MY INGER CHRISTENSEN
INGER CHRISTENSEN IS DEAD. A great writer has died. I know that great is a word we often use to decorate a venerable cultural figure and then put him or her on a high shelf with the other moldering greats, but this is not my intention. Great books are the ones that are urgent, life changing, the ones that crack open the reader’s skull and heart. I was in my early twenties when I first read Det, and I felt I had been sent a revelation. This work was like no other I had ever read—its rhythms and repetitions were of my own body, my heartbeat, my breath, the motion of my legs and the swing of my arms as I walk. As I read it, I moved with its music. But inseparable from that corporeal music, embedded in the cadences themselves, was a mind as rigorous, as tough, as steely as any philosopher’s. Christensen did not compromise. Paradox upon paradox accumulated in a game of embodied thought. Logic, systems, numbers came alive and danced for me, but they did so hand in hand with ordinary things, which her voice enchanted and made strange. She made me see differently. She made me feel anew the power of incantation. I read more of her work then. I love especially her poems.
I met her twice, first at a festival in New York City. I rushed up to her, shook her hand, and babbled some words in an effort to articulate my intense admiration. She was kind. The second occasion was in Copenhagen at a dinner where I sat beside my idol, who was charming, funny, and told me she wouldn’t return to New York because nobody let you smoke there.
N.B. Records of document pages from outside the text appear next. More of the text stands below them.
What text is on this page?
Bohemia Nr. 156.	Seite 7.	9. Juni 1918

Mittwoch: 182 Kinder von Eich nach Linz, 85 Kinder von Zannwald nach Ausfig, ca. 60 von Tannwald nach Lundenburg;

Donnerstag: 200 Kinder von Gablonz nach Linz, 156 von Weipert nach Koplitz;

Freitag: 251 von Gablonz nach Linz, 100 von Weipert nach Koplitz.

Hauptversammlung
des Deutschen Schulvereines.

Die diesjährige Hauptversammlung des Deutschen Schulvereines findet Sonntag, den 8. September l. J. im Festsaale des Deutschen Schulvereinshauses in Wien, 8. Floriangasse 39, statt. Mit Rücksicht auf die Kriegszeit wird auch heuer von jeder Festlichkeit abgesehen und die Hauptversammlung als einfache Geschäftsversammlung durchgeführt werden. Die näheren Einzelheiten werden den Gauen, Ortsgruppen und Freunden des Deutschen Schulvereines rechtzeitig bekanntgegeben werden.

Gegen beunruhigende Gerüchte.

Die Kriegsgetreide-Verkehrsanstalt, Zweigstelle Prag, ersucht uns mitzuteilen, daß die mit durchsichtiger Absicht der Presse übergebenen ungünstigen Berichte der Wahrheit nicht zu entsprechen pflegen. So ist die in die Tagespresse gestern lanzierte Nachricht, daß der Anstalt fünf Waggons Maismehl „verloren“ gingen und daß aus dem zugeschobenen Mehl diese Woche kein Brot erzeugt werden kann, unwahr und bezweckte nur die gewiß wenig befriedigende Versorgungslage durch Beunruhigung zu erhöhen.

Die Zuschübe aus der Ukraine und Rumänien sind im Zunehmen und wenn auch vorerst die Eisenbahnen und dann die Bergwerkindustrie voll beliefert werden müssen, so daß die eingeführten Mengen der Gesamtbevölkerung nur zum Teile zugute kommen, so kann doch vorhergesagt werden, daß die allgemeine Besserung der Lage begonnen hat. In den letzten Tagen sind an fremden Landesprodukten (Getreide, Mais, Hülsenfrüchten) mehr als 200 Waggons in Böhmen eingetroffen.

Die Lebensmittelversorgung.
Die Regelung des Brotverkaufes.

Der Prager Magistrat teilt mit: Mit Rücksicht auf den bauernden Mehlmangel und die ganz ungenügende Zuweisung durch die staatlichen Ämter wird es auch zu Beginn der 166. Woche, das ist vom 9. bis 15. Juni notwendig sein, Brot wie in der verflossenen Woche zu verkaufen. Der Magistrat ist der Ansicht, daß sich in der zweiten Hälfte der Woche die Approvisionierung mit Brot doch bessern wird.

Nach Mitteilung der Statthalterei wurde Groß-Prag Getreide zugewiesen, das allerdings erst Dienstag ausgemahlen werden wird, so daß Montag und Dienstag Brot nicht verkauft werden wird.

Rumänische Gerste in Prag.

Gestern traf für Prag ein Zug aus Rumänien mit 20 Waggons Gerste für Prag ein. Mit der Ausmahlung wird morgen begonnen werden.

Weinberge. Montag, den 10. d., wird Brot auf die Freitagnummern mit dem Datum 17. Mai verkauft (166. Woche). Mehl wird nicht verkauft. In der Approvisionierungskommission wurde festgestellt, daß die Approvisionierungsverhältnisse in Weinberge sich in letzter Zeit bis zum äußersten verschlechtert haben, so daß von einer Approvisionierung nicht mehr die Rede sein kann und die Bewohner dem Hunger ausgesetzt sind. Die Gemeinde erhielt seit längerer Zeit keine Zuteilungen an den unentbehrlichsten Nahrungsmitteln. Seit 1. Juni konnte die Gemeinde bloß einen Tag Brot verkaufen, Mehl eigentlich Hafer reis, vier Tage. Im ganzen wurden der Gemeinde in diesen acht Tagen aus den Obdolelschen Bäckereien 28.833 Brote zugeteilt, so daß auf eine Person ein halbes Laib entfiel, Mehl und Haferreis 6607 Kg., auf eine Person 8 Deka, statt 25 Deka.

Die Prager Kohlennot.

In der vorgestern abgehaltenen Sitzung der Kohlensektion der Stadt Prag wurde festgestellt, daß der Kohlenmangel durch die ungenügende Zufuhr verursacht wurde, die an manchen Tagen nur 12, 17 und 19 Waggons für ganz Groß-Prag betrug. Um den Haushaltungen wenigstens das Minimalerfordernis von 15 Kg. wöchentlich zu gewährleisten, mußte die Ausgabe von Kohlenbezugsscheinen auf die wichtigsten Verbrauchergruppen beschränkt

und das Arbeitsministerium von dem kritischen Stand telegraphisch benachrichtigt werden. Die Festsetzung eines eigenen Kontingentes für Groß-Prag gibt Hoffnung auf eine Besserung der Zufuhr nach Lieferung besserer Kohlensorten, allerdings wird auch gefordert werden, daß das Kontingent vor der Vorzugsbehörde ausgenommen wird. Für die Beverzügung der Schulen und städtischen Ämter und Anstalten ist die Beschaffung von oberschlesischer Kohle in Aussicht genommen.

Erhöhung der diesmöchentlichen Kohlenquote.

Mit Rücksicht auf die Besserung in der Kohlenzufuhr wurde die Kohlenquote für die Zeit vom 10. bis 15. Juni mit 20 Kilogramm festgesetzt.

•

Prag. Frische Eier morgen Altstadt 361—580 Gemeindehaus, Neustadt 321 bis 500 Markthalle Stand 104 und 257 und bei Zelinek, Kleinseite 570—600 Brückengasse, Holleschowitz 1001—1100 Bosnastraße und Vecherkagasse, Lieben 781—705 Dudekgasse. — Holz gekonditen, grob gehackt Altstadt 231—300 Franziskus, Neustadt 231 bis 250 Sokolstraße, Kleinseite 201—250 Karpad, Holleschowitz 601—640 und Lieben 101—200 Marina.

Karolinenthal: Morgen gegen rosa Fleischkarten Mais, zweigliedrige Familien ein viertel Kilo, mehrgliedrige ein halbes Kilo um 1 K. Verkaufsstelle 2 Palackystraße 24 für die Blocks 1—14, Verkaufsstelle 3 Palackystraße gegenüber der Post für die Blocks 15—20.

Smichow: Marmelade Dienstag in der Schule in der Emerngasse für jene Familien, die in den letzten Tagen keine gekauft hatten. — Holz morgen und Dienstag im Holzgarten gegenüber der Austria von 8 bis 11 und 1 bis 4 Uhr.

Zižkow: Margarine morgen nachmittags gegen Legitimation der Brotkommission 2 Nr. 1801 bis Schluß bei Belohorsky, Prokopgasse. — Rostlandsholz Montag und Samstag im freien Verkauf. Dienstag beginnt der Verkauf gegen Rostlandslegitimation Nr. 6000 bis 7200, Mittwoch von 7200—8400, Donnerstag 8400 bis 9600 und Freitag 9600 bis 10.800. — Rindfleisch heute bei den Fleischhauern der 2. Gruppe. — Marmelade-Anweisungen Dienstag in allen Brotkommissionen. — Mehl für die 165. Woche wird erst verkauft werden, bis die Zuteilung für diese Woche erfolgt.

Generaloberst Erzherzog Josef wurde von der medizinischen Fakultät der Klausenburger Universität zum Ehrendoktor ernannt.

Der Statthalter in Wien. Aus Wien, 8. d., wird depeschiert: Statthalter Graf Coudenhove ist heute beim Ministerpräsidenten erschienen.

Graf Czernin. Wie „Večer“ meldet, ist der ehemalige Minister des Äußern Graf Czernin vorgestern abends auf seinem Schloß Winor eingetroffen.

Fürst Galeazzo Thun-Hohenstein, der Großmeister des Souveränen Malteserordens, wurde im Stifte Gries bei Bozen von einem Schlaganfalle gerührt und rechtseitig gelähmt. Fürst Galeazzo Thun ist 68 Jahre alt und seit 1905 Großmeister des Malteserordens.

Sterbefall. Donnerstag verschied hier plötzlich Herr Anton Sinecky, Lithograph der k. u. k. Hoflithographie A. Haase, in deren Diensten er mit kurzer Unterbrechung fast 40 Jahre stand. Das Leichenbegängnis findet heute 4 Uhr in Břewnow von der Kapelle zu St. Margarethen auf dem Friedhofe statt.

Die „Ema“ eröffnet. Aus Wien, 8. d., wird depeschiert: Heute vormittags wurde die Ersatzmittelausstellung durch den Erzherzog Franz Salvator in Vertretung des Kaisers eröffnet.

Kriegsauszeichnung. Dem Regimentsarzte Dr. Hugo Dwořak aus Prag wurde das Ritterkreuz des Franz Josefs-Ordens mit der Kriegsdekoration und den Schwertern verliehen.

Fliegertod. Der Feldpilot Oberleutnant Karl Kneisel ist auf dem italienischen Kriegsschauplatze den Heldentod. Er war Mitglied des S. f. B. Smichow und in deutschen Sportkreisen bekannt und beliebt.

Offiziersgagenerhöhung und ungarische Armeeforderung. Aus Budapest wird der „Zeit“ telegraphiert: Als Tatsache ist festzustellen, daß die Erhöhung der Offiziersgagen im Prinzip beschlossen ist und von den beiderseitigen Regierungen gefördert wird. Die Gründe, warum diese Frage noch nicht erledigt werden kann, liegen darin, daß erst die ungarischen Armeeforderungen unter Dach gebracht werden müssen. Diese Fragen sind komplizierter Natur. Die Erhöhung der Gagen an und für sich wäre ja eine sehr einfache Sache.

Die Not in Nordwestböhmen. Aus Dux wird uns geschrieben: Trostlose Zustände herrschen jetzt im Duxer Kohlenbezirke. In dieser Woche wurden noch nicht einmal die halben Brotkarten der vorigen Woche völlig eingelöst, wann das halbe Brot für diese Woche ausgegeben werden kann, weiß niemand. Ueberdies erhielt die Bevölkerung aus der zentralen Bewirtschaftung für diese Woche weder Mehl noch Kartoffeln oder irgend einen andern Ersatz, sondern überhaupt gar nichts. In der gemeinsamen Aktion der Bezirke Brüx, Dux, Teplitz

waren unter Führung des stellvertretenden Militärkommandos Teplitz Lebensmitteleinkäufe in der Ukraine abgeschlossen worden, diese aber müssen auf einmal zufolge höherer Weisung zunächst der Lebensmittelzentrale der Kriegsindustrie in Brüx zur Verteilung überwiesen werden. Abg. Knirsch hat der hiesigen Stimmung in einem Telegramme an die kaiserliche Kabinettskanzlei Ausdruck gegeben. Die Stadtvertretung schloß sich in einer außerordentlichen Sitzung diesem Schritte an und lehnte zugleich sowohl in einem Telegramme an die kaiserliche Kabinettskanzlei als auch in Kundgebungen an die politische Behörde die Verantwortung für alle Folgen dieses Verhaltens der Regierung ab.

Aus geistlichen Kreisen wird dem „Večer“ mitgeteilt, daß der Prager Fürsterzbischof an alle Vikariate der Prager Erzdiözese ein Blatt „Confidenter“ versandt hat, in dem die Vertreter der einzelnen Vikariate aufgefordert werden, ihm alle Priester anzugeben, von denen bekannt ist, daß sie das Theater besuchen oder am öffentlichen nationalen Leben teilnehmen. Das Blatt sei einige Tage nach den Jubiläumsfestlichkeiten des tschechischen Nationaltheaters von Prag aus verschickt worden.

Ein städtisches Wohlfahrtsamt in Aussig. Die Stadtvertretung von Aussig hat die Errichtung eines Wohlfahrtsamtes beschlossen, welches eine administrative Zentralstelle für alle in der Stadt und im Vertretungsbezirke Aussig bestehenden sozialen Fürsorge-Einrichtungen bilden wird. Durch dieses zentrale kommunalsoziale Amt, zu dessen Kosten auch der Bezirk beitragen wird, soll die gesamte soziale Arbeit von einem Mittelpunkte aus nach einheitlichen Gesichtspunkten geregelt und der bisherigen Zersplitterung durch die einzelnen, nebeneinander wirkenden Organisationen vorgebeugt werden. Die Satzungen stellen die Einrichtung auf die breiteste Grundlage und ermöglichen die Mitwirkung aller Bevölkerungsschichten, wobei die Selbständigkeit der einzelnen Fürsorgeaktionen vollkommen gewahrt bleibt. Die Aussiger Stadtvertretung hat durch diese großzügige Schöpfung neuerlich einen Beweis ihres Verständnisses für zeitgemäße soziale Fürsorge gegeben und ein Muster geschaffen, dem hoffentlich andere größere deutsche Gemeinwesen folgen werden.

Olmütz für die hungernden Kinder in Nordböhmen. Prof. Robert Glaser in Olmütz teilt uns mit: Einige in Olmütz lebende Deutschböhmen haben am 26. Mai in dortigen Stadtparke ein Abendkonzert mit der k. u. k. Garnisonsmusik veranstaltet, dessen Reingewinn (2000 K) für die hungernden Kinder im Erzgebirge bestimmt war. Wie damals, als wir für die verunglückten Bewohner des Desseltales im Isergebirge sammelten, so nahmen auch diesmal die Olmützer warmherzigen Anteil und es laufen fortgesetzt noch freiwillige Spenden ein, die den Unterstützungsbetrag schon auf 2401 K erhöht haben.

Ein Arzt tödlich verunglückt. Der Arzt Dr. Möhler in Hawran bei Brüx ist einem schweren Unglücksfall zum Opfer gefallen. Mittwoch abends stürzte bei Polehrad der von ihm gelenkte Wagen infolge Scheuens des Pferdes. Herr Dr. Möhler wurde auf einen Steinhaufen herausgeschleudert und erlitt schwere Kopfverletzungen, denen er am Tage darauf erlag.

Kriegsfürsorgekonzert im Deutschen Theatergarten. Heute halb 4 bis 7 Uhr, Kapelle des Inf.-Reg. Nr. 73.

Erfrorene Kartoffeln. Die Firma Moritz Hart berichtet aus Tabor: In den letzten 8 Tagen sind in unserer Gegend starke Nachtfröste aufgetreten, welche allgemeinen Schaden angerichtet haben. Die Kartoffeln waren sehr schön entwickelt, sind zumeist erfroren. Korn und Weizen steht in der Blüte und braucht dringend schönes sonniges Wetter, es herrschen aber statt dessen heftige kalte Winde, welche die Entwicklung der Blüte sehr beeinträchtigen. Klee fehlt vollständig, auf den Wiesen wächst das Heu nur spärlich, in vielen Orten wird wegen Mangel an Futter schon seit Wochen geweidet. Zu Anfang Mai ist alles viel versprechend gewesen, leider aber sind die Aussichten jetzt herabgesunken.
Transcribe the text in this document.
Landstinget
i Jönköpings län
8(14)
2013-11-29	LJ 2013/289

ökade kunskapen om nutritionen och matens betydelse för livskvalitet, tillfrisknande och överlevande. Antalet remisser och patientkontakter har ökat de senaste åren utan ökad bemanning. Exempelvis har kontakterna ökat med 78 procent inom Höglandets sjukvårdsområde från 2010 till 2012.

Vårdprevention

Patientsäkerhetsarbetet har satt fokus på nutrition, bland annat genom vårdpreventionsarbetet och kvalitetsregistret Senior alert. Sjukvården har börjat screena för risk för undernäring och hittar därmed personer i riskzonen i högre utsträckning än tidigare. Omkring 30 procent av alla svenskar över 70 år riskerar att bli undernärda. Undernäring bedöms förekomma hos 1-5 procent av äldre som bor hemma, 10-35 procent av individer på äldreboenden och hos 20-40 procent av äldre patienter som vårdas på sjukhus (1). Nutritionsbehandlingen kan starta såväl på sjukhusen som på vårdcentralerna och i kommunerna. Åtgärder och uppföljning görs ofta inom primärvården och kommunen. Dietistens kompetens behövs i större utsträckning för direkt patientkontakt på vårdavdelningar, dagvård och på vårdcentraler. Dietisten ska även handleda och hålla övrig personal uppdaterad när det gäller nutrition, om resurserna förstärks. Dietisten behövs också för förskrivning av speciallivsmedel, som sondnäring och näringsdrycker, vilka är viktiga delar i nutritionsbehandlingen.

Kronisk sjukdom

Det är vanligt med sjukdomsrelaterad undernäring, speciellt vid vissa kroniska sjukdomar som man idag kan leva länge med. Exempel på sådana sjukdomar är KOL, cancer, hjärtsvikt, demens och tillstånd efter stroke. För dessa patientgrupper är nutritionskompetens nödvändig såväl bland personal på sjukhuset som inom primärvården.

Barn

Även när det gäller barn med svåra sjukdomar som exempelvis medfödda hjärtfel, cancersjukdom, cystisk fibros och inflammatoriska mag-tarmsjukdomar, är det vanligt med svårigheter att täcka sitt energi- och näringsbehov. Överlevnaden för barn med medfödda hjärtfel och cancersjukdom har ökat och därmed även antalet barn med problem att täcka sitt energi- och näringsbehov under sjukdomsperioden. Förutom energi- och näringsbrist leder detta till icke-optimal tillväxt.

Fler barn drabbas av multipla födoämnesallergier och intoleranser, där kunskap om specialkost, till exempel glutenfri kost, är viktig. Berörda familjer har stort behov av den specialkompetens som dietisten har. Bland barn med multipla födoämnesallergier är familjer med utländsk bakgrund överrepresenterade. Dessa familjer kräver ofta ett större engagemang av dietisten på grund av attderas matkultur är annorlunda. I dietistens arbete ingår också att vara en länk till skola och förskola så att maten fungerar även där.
The merry, unpretentious woman at the table and the great poet were one, and yet there is always some split at such moments between the person in the room and the person on the page. I didn’t know the woman, but the poet altered my inner world. She whispers to me in my own writing, a brilliant, fierce literary mother whom I will read and reread again and again. The last words belong to Christensen: the music of life and death. They are the last three lines of Det.
En eller annen er død og bæres ud av sit hus ved mørkets frembrud.
En eller annen er død og betragtes af nogen der omsider er blinde.
En eller annen står stille og er omsider alene med den anden døde.
Someone or other is dead and is carried out of the house as night falls.
Someone or other is dead and is seen by someone who is blind at last.
Someone or other stands still and is alone at last with the other dead person.